Dall’altro fronte, però, c’è la richiesta dell’Unione Camere penali, perplessa per il fatto che, allo stato, non è attribuita al gip la facoltà di verificare la tempestiva) iscrizione a registro - da parte del pm delle persone indagate.

I penalisti hanno chiesto, finora senza esito, anche di subordinare a un contraddittorio la concessione delle proroghe.

Parziali motivi di insoddisfazione su cui si discuterà domani.

Il termine per le indagini preliminari

Resta invece fermo l’innalzamento generalizzato a 12 mesi del termine ordinario per le stesse indagini preliminari.

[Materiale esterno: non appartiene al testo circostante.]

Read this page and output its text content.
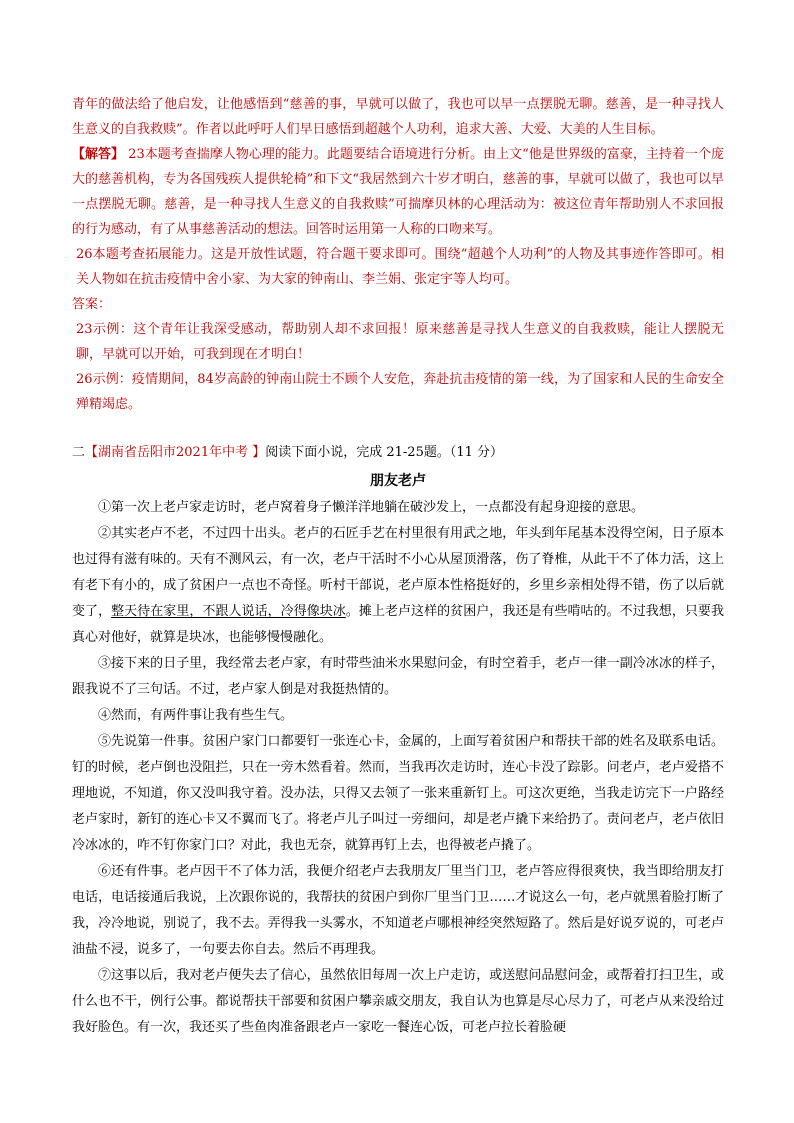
青年的做法给了他启发，让他感悟到“慈善的事，早就可以做了，我也可以早一点摆脱无聊。慈善，是一种寻找人生意义的自我救赎”。作者以此呼吁人们早日感悟到超越个人功利，追求大善、大爱、大美的人生目标。

【解答】 23本题考查揣摩人物心理的能力。此题要结合语境进行分析。由上文“他是世界级的富豪，主持着一个庞大的慈善机构，专为各国残疾人提供轮椅”和下文“我居然到六十岁才明白，慈善的事，早就可以做了，我也可以早一点摆脱无聊。慈善，是一种寻找人生意义的自我救赎”可揣摩贝林的心理活动为：被这位青年帮助别人不求回报的行为感动，有了从事慈善活动的想法。回答时运用第一人称的口吻来写。

26本题考查拓展能力。这是开放性试题，符合题干要求即可。围绕“超越个人功利”的人物及其事迹作答即可。相关人物如在抗击疫情中舍小家、为大家的钟南山、李兰娟、张定宇等人均可。

答案：

23示例：这个青年让我深受感动，帮助别人却不求回报！原来慈善是寻找人生意义的自我救赎，能让人摆脱无聊，早就可以开始，可我到现在才明白！

26示例：疫情期间，84岁高龄的钟南山院士不顾个人安危，奔赴抗击疫情的第一线，为了国家和人民的生命安全殚精竭虑。

二【湖南省岳阳市2021年中考 】阅读下面小说，完成 21-25题。（11 分）

朋友老卢

①第一次上老卢家走访时，老卢窝着身子懒洋洋地躺在破沙发上，一点都没有起身迎接的意思。

②其实老卢不老，不过四十出头。老卢的石匠手艺在村里很有用武之地，年头到年尾基本没得空闲，日子原本也过得有滋有味的。天有不测风云，有一次，老卢干活时不小心从屋顶滑落，伤了脊椎，从此干不了体力活，这上有老下有小的，成了贫困户一点也不奇怪。听村干部说，老卢原本性格挺好的，乡里乡亲相处得不错，伤了以后就变了，整天待在家里，不跟人说话，冷得像块冰。摊上老卢这样的贫困户，我还是有些啃咕的。不过我想，只要我真心对他好，就算是块冰，也能够慢慢融化。

③接下来的日子里，我经常去老卢家，有时带些油米水果慰问金，有时空着手，老卢一律一副冷冰冰的样子，跟我说不了三句话。不过，老卢家人倒是对我挺热情的。

④然而，有两件事让我有些生气。

⑤先说第一件事。贫困户家门口都要钉一张连心卡，金属的，上面写着贫困户和帮扶干部的姓名及联系电话。钉的时候，老卢倒也没阻拦，只在一旁木然看着。然而，当我再次走访时，连心卡没了踪影。问老卢，老卢爱搭不理地说，不知道，你又没叫我守着。没办法，只得又去领了一张来重新钉上。可这次更绝，当我走访完下一户路经老卢家时，新钉的连心卡又不翼而飞了。将老卢儿子叫过一旁细问，却是老卢撬下来给扔了。责问老卢，老卢依旧冷冰冰的，咋不钉你家门口？对此，我也无奈，就算再钉上去，也得被老卢撬了。

⑥还有件事。老卢因干不了体力活，我便介绍老卢去我朋友厂里当门卫，老卢答应得很爽快，我当即给朋友打电话，电话接通后我说，上次跟你说的，我帮扶的贫困户到你厂里当门卫……才说这么一句，老卢就黑着脸打断了我，冷冷地说，别说了，我不去。弄得我一头雾水，不知道老卢哪根神经突然短路了。然后是好说歹说的，可老卢油盐不浸，说多了，一句要去你自去。然后不再理我。

⑦这事以后，我对老卢便失去了信心，虽然依旧每周一次上户走访，或送慰问品慰问金，或帮着打扫卫生，或什么也不干，例行公事。都说帮扶干部要和贫困户攀亲戚交朋友，我自认为也算是尽心尽力了，可老卢从来没给过我好脸色。有一次，我还买了些鱼肉准备跟老卢一家吃一餐连心饭，可老卢拉长着脸硬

Possibilità di chiedere e ottenere dal gip una proroga “per giusta causa” di 6 mesi, e di ulteriori 6 mesi solo per i reati più gravi e i casi di maggiore complessità.

Scoccato comunque il termine invalicabile ( di 18 o di 24 mesi, a seconda del reato), il titolare dell’inchiesta ha l’obbligo di esercitare l’azione penale o di chiedere l’archiviazione.

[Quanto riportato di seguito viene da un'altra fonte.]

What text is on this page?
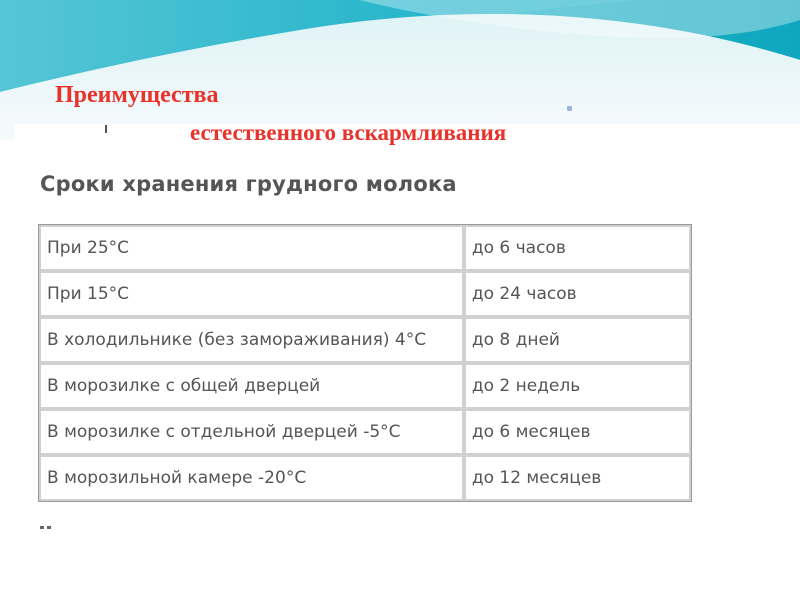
Преимущества
естественного вскармливания
Сроки хранения грудного молока
При 25°С	до 6 часов
При 15°С	до 24 часов
В холодильнике (без замораживания) 4°С	до 8 дней
В морозилке с общей дверцей	до 2 недель
В морозилке с отдельной дверцей -5°С	до 6 месяцев
В морозильной камере -20°С	до 12 месяцев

Se non lo fa, il fascicolo è messo a disposizione della difesa 90 giorni dopo e nel frattempo, appunto, il pm ritardatario resta esposto alla segnalazione disciplinare.

Si tratta della modifica più rilevante. Ce ne sono altre che riguardano sempre la fase preliminaree nanzitutto la norma che vincola il magistrato che indaga a presentare “al giudice” la “richiesta di archiviazione” quando “ritiene che gli elementi acquisiti non sono idonei a sostenere utilmente l’accusa in giudizio”.

A tale responsabilizzazione corrisponde l’acccresciuto potere di “filtro” attribuito al gup, a sua volta chiamato in modo esplicito a pronunciare “sentenza di non luogo a procedere quando gli elementi acquisiti non sono idonei a sostenere l’accusa in giudizio”.

Un capitolo importante della riforma penale è dedicato ai riti alternativi, vera chiave dei tempi del processo sia dal punto di vista di Cnf, Ocf e Ucpi che per l’Anm.

Col patteggiamento, in particolare, sarà possibile ridurre la pena “sino alla metà” sia nel caso delle “contravvenzioni” sia per i “delitti” qualora la “richiesta di applicazione della pena intervenga durante la fase delle indagini”.

Rimosse le “preclusioni oggettive ( al patteggiamento, ndr) previste nell’art. 444 co. 1 bis codice di procedura penale”.

Eliminate anche le “preclusioni soggettive”. E soprattutto, è innalzata la pena massima che può essere richiesta dalle parti.

Ai due binari principali, indagini e riti alternativi, si aggiungono vari assi secondari ma pure utili: le diverse possibilità, ad esempio, di pervenire comunque alla definizione accelerata del procedimento anche quando il giudice respinge la richiesta di giudizio immediato.

Non si tratta di rivoluzioni ma di un restyling mirato. E realizzato, soprattutto, secondo le indicazioni di avvocati e magistrati, cioè con l’apporto di chi davvero conosce le cause che rallentano la macchina. Difficile sapere se basterà, ma le incertezze non paiono giustificare ulteriori esitazioni politiche.